Illuminating the two oscillators of Synechocystis sp. PCC 6803 using backscatter measurements

Presented in

Poster Session 2

Poster topics

Microbial Cell Biology

Authors

Florian P. Stirba (Düsseldorf / DE), Anika Wiegard (Düsseldorf / DE), Nicolas M. Schmelling (Düsseldorf / DE), Alice Pawlowski (Düsseldorf / DE), Kim N. Sebastian (Freiburg i. Br. / DE), Lutz C. Berwanger (Düsseldorf / DE), Nikolaus Thumm (Düsseldorf / DE), Annegret Wilde (Freiburg i. Br. / DE), Ilka M. Axmann (Düsseldorf / DE)

Abstract

Circadian clocks are a mechanism that evolved in diverse groups of species. Although their details differ, their purpose is always the same. Through a central oscillator with a period of ~24 hours, daily changes in the environment due to the diurnal cycle can be anticipated. This 24-hour rhythm is robust, even in varying temperature conditions, and can be reset by external stimuli. In the cyanobacterial clock model Synechococcus elongatus PCC 7942 the central oscillator consists of the proteins KaiA, KaiB and KaiC. Through rhythmic phosphorylation and dephosphorylation of KaiC, this oscillator regulates a multitude of cellular processes. Synechocystis sp. PCC 6803 possesses orthologs of this core oscillator but additionally exhibits two paralogs of KaiB and KaiC. Our recent findings have uncovered a novel chimeric KaiA-like protein (KaiA3) which completes the KaiB3-KaiC3 oscillator¹. In a previous study, our group could show that backscatter measurements can detect oscillations in the growth signal of Synechocystis that follow the circadian rhythm². To investigate the newly discovered KaiA3-KaiB3-KaiC3 oscillator and its influence on the circadian rhythm of Synechocystis, we used online backscatter measurements of several knockout mutants of the kai genes. Our results show that knockouts of kaiC3 and kaiA3 lead to reduced amplitude and shifted phase whereas knockout of kaiB3 almost completely abolishes oscillation. These results suggest a connection between the two oscillators of Synechocystis which indicates that bacterial circadian clocks may be more complex than previously thought. Since kai homologs were detected in several prokaryotes including archaea, the impact of these results may reach beyond cyanobacteria.

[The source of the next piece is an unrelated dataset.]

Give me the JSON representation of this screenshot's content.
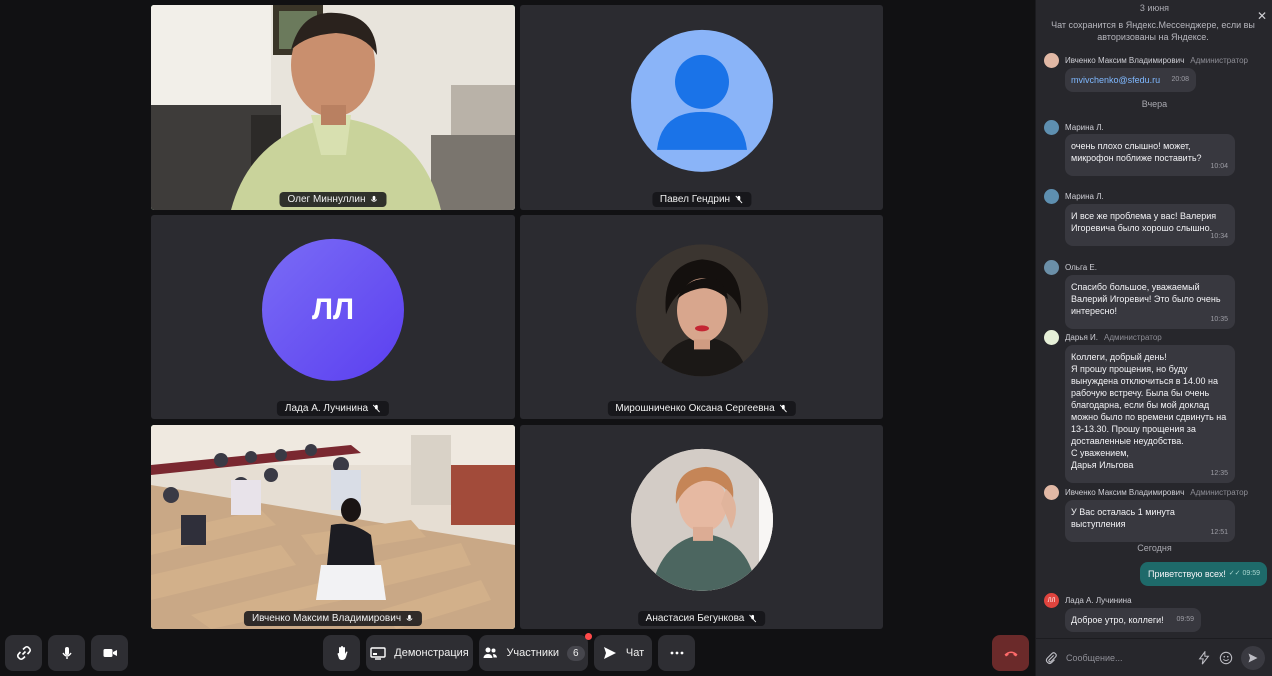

Köbler, C. et al. Two circadian oscillators in one cyanobacterium. bioRxiv preprint (2023) doi:10.1101/2021.07.20.453058.Berwanger, L. C. et al. Self-sustained rhythmic behavior of Synechocystis PCC 6803 under continuous light conditions in the absence of light-dark entrainment. bioRxiv preprint (2023) doi:10.1101/2023.09.26.559469.